Sivricehüyük, envoyé spécial
La route grimpe doucement pour rejoindre Sivricehüyük en Anatolie, dans le Sud de la Turquie. Avec l’altitude, le paysage devient doux et s’ouvre sur un plateau protégé par un cordon de montagnes, paysage de collines et replis, avec des champs variés, coton, maïs, blé, poivre, betterave et pâturages. Un petit paradis agricole caché. Seize villages au total sur le plateau, la plupart de culture alévie, repliés sur leurs champs et sur une histoire douloureuse, que vient réveiller un projet gouvernemental. Les habitants de Sivricehüyük et des alentours ont connu un massacre en 1978, un exil massif a suivi, ne laissant sur le plateau que 3 000 paysans, pour la plupart alévis. Or, l’État va installer là un camp de réfugiés pour 27 000 Syriens. Façon, craignent les habitants, de leur imposer une assimilation forcée
, en les noyant au milieu de sunnites dix fois plus nombreux qu’eux. Les alévis, qui vivent en marge de l’islam, sont brimés depuis des siècles dans la région.

À quelques kilomètres du village, les patrouilles deviennent nombreuses, elles protègent la construction du camp. La plupart des routes ont été fermées, il faut faire demi-tour souvent. On est sur le point de se résoudre à rebrousser chemin avec le photographe, lorsqu’à un carrefour, on tombe sur un dernier barrage. Les gendarmes campent dans un petit cimetière, l’un d’eux nous fait signe d’arrêter la voiture, qui roule depuis qu’on a quitté Mersin à l’aube (lire l’épisode précédent, « À Mersin, Turcs et Syriens font plage à part »). Son chef, d’un geste las, indique qu’on peut passer. Petit miracle car d’ordinaire, l’accès est interdit même aux habitants alentour : le camp doit ouvrir en septembre et le village de Sivricehüyük concentre les résistances les plus vives.

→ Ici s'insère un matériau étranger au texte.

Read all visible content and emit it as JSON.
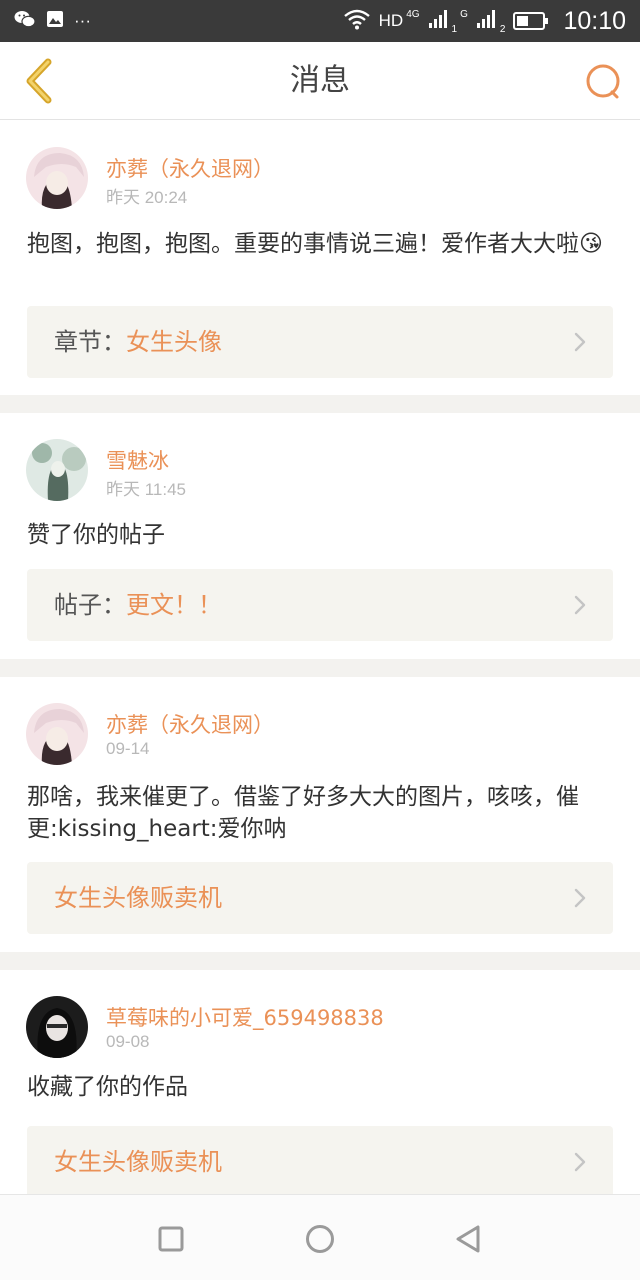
{
  "status_bar": {
    "icons": [
      "wechat-icon",
      "gallery-icon",
      "more-dots-icon",
      "wifi-icon",
      "signal-icon",
      "battery-icon"
    ],
    "more": "···",
    "hd": "HD",
    "net1": "4G",
    "net2": "G",
    "sim1": "1",
    "sim2": "2",
    "time": "10:10"
  },
  "header": {
    "title": "消息",
    "back_icon": "chevron-left-icon",
    "search_icon": "search-icon"
  },
  "colors": {
    "accent": "#ea9157",
    "back": "#d6a52a",
    "text": "#333333",
    "muted": "#b8b8b8",
    "ref_bg": "#f5f4ef"
  },
  "messages": [
    {
      "user": "亦葬（永久退网）",
      "time": "昨天 20:24",
      "text": "抱图，抱图，抱图。重要的事情说三遍！爱作者大大啦😘",
      "ref_label": "章节：",
      "ref_value": "女生头像"
    },
    {
      "user": "雪魅冰",
      "time": "昨天 11:45",
      "text": "赞了你的帖子",
      "ref_label": "帖子：",
      "ref_value": "更文！！"
    },
    {
      "user": "亦葬（永久退网）",
      "time": "09-14",
      "text": "那啥，我来催更了。借鉴了好多大大的图片，咳咳，催更:kissing_heart:爱你呐",
      "ref_label": "",
      "ref_value": "女生头像贩卖机"
    },
    {
      "user": "草莓味的小可爱_659498838",
      "time": "09-08",
      "text": "收藏了你的作品",
      "ref_label": "",
      "ref_value": "女生头像贩卖机"
    }
  ],
  "nav_bar": {
    "icons": [
      "square-recents-icon",
      "circle-home-icon",
      "triangle-back-icon"
    ]
  }
}
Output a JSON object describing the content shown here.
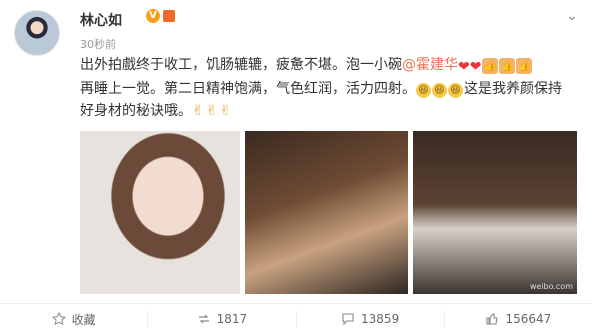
{
  "post": {
    "username": "林心如",
    "verified_badge": "V",
    "time": "30秒前",
    "lines": [
      {
        "before": "出外拍戲终于收工，饥肠辘辘，疲惫不堪。泡一小碗",
        "mention": "@霍建华",
        "after": ""
      },
      {
        "text1": "再睡上一觉。第二日精神饱满，气色红润，活力四射。",
        "text2": "这是我养颜保持"
      },
      {
        "text": "好身材的秘诀哦。"
      }
    ],
    "watermark": "weibo.com"
  },
  "icons": {
    "avatar": "avatar",
    "chevron": "chevron-down-icon",
    "heart": "heart-icon",
    "thumb": "thumbs-up-icon",
    "smile": "laughing-face-icon",
    "victory": "victory-hand-icon"
  },
  "actions": {
    "favorite": "收藏",
    "repost": "1817",
    "comment": "13859",
    "like": "156647"
  }
}
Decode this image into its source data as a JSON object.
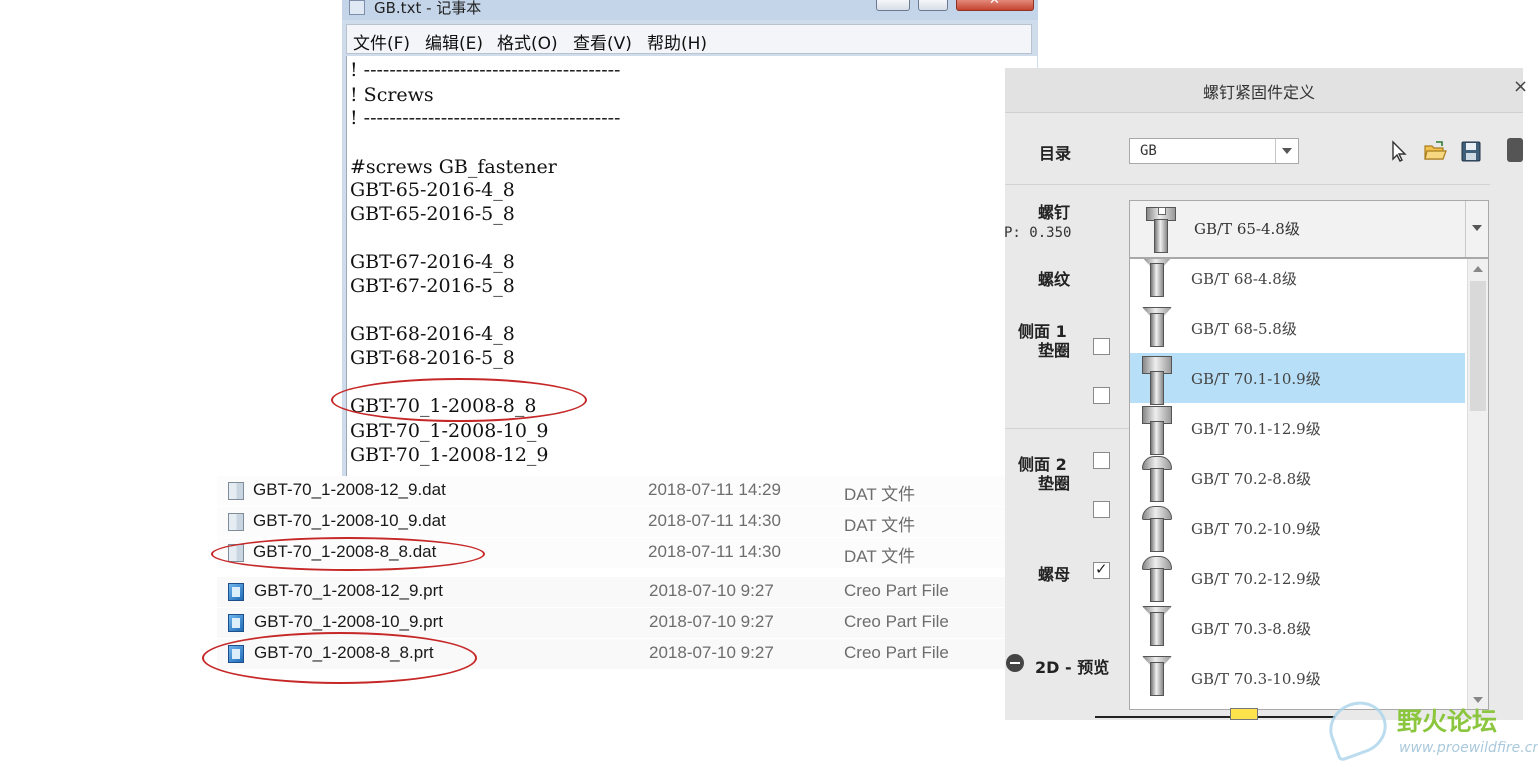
{
  "notepad": {
    "title": "GB.txt - 记事本",
    "menu": [
      "文件(F)",
      "编辑(E)",
      "格式(O)",
      "查看(V)",
      "帮助(H)"
    ],
    "lines": [
      "! ----------------------------------------",
      "! Screws",
      "! ----------------------------------------",
      "",
      "#screws GB_fastener",
      "GBT-65-2016-4_8",
      "GBT-65-2016-5_8",
      "",
      "GBT-67-2016-4_8",
      "GBT-67-2016-5_8",
      "",
      "GBT-68-2016-4_8",
      "GBT-68-2016-5_8",
      "",
      "GBT-70_1-2008-8_8",
      "GBT-70_1-2008-10_9",
      "GBT-70_1-2008-12_9"
    ]
  },
  "explorer": {
    "files": [
      {
        "name": "GBT-70_1-2008-12_9.dat",
        "date": "2018-07-11 14:29",
        "type": "DAT 文件",
        "icon": "dat-file-icon"
      },
      {
        "name": "GBT-70_1-2008-10_9.dat",
        "date": "2018-07-11 14:30",
        "type": "DAT 文件",
        "icon": "dat-file-icon"
      },
      {
        "name": "GBT-70_1-2008-8_8.dat",
        "date": "2018-07-11 14:30",
        "type": "DAT 文件",
        "icon": "dat-file-icon"
      },
      {
        "name": "GBT-70_1-2008-12_9.prt",
        "date": "2018-07-10 9:27",
        "type": "Creo Part File",
        "icon": "creo-part-icon"
      },
      {
        "name": "GBT-70_1-2008-10_9.prt",
        "date": "2018-07-10 9:27",
        "type": "Creo Part File",
        "icon": "creo-part-icon"
      },
      {
        "name": "GBT-70_1-2008-8_8.prt",
        "date": "2018-07-10 9:27",
        "type": "Creo Part File",
        "icon": "creo-part-icon"
      }
    ]
  },
  "dialog": {
    "title": "螺钉紧固件定义",
    "close": "×",
    "catalog_label": "目录",
    "catalog_value": "GB",
    "screw_label": "螺钉",
    "screw_sub": "P: 0.350",
    "thread_label": "螺纹",
    "side1_label_a": "侧面 1",
    "side1_label_b": "垫圈",
    "side2_label_a": "侧面 2",
    "side2_label_b": "垫圈",
    "nut_label": "螺母",
    "nut_checked": true,
    "preview_label": "2D - 预览",
    "selected_screw": "GB/T 65-4.8级",
    "screw_options": [
      "GB/T 68-4.8级",
      "GB/T 68-5.8级",
      "GB/T 70.1-10.9级",
      "GB/T 70.1-12.9级",
      "GB/T 70.2-8.8级",
      "GB/T 70.2-10.9级",
      "GB/T 70.2-12.9级",
      "GB/T 70.3-8.8级",
      "GB/T 70.3-10.9级"
    ],
    "highlighted_option": "GB/T 70.1-10.9级",
    "tools": [
      "cursor-select-icon",
      "open-folder-icon",
      "save-icon"
    ]
  },
  "watermark": {
    "text": "野火论坛",
    "url": "www.proewildfire.cn"
  }
}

Selman Akdeniz, 46 ans, responsable de l’association Pir Sultan Abdal, qui fait partie de l’une des cinq fédérations alévies, est né là. Il nous accueille dans la « maison du rituel » (cemevi), grande bâtisse très blanche sur une colline qui domine le paysage. Elle ressemble à une forteresse paisible. Des milliers d’étourneaux tournent et piaillent au-dessus de nos têtes. C’est ici que les alévis célèbrent leur culte, se réunissent pour les fêtes, pour honorer leurs morts, évoquer les problèmes qui traversent la communauté, trouver des solutions aux conflits… Le fonctionnement est très démocratique, paisible et collectif.